Since the first part of the problem is more interesting to me, and far better coders have written fantastic articles and many blog entries on error handling in Coldfusion, I'm going to focus on the challenge of how to best determine if a provided language code is valid. (For the "UI expert" who reads this and says it's a non-issue because I should just display the language codes in a select/option list-- what if I don't have exclusive control over the interface because it's a web service or component with remotely accessible methods and third party developers are creating their own clients for it?)
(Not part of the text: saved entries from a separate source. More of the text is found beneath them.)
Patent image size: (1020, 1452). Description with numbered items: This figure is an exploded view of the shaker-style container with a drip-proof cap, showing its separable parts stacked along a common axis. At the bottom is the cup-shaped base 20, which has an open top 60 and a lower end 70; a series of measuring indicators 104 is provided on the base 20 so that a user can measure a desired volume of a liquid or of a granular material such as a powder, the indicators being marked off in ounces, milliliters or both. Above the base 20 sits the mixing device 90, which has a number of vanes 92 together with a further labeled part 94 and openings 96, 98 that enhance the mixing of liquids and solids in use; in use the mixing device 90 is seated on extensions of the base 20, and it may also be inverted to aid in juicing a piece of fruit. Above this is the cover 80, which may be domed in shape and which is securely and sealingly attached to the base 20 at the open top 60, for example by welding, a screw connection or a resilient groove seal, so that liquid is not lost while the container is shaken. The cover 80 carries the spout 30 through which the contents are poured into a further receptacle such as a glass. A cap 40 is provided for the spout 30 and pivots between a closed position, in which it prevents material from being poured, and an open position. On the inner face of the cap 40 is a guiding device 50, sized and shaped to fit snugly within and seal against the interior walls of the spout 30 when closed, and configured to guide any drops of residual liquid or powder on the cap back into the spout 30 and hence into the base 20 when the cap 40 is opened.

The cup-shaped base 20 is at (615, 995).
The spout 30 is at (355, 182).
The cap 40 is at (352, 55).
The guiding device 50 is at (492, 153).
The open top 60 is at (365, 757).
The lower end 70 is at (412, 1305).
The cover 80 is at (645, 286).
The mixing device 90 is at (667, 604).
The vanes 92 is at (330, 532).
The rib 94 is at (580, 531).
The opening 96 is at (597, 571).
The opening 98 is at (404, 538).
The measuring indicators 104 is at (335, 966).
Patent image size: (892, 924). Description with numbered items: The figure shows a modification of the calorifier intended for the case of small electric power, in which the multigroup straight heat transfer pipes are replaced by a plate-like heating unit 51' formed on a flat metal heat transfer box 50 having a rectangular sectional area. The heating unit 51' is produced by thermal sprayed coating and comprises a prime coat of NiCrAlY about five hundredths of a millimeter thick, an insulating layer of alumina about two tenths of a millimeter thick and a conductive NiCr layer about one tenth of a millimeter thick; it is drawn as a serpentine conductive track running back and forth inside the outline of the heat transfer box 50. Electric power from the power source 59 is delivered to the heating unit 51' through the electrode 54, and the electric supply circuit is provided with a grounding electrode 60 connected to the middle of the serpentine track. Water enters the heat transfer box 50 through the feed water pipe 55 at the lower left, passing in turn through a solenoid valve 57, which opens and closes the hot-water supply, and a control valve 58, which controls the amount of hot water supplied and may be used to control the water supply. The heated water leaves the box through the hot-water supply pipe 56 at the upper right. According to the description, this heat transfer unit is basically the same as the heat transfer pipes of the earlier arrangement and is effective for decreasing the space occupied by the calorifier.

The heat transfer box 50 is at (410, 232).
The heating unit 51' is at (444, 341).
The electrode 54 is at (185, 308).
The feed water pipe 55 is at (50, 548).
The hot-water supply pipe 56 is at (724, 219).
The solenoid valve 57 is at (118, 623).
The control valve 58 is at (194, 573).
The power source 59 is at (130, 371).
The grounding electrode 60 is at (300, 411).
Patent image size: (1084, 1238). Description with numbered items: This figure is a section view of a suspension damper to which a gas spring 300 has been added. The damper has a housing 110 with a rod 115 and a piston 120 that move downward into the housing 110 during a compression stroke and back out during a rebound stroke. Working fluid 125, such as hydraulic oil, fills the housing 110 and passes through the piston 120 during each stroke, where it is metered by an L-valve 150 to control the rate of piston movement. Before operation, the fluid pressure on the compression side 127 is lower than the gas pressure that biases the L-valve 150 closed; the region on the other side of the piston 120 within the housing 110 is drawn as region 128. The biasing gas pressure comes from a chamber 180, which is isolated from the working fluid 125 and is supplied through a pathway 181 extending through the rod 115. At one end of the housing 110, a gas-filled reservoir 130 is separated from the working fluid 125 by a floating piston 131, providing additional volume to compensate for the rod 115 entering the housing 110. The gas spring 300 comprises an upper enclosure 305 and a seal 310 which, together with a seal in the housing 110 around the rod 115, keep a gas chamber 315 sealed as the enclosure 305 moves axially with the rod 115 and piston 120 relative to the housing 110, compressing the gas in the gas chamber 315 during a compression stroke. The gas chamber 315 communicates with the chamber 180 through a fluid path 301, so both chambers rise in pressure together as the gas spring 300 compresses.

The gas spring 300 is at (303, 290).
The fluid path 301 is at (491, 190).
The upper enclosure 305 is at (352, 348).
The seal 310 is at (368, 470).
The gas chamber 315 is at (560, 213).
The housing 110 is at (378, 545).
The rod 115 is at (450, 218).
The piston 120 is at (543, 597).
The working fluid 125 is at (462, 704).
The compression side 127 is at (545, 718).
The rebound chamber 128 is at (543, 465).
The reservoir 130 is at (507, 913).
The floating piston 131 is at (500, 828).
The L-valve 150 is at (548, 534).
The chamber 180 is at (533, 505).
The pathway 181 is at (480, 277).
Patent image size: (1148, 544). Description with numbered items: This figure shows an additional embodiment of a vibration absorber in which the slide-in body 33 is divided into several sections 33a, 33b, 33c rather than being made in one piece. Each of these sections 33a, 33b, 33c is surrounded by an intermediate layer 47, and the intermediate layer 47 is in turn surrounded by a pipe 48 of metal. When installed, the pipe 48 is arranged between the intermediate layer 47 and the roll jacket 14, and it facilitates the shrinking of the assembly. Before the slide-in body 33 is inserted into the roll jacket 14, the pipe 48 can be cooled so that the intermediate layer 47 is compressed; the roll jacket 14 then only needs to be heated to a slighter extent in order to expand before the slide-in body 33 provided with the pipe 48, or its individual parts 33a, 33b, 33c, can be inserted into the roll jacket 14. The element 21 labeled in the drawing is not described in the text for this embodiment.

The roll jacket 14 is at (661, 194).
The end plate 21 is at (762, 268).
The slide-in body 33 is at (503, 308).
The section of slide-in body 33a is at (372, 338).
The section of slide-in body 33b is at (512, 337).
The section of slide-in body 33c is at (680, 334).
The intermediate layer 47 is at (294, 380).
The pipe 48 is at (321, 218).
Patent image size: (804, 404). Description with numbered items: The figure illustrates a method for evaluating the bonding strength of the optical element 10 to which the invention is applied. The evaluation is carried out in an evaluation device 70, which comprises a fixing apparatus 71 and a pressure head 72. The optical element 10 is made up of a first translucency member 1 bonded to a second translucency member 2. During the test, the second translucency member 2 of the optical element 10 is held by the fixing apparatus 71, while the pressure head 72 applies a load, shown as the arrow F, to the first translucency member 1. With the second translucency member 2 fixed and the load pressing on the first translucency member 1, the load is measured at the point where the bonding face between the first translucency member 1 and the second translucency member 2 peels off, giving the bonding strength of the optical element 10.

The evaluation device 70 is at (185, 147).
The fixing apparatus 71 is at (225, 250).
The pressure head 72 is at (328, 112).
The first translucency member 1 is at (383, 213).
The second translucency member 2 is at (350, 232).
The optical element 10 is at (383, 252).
Here's my first stab at code that compares ARGUMENTS.lang (i.e. the language code provided by the user) against the official letter codes:
<!--- first we need a list of the various ISO 639-1 language letter codes --->
<cfset VARIABLES.ListISOCodes = "aa,ab,ae,af,ak,am,an,ar,as,av,ay,az,ba,be,bg,bh,bi,bm,bn,bo,br,bs,ca,ce,ch,co,cr,
cs,cu,cv,cy,da,de,dv,dz,ee,el,en,eo,es,et,eu,fa,ff,fi,fj,fo,fr,fy,ga,gd,gl,gn,gu,gv,ha,
he,hi,ho,hr,ht,hu,hy,hz,ia,id,ie,ig,ii,ik,io,is,it,iu,ja,jv,ka,kg,ki,kj,kk,kl,km,kn,ko,kr,
ks,ku,kv,kw,ky,la,lb,lg,li,ln,lo,lt,lu,lv,mg,mh,mi,mk,ml,mn,mr,ms,mt,my,na,nb,nd,
ne,ng,nl,nn,no,nr,nv,ny,oc,oj,om,or,os,pa,pi,pl,ps,pt,qu,rm,rn,ro,ru,rw,sa,sc,sd,se,
sg,si,sk,sl,sm,sn,so,sq,sr,ss,st,su,sv,sw,ta,te,tg,th,ti,tk,tl,tn,to,tr,ts,tt,tw,ty,ug,uk,
ur,uz,ve,vi,vo,wa,wo,xh,yi,yo,za,zh,zu">

<!--- checking to see if the optional ISO language code parameter was passed --->
<cfif isDefined("ARGUMENTS.lang")>

<!--- if so, we use ListFind to search for provided lang code in our list --->
<!--- if ListFind returns 0 then we know it didn't find the specified code --->
<cfif (listFind(VARIABLES.ListISOCodes,ARGUMENTS.lang) IS 0)>

<!--- this is where we throw an error, or set our returnvariable to some warning flag/message --->

</cfif>
</cfif>
Sure, it gets the job done. But I think I can do better.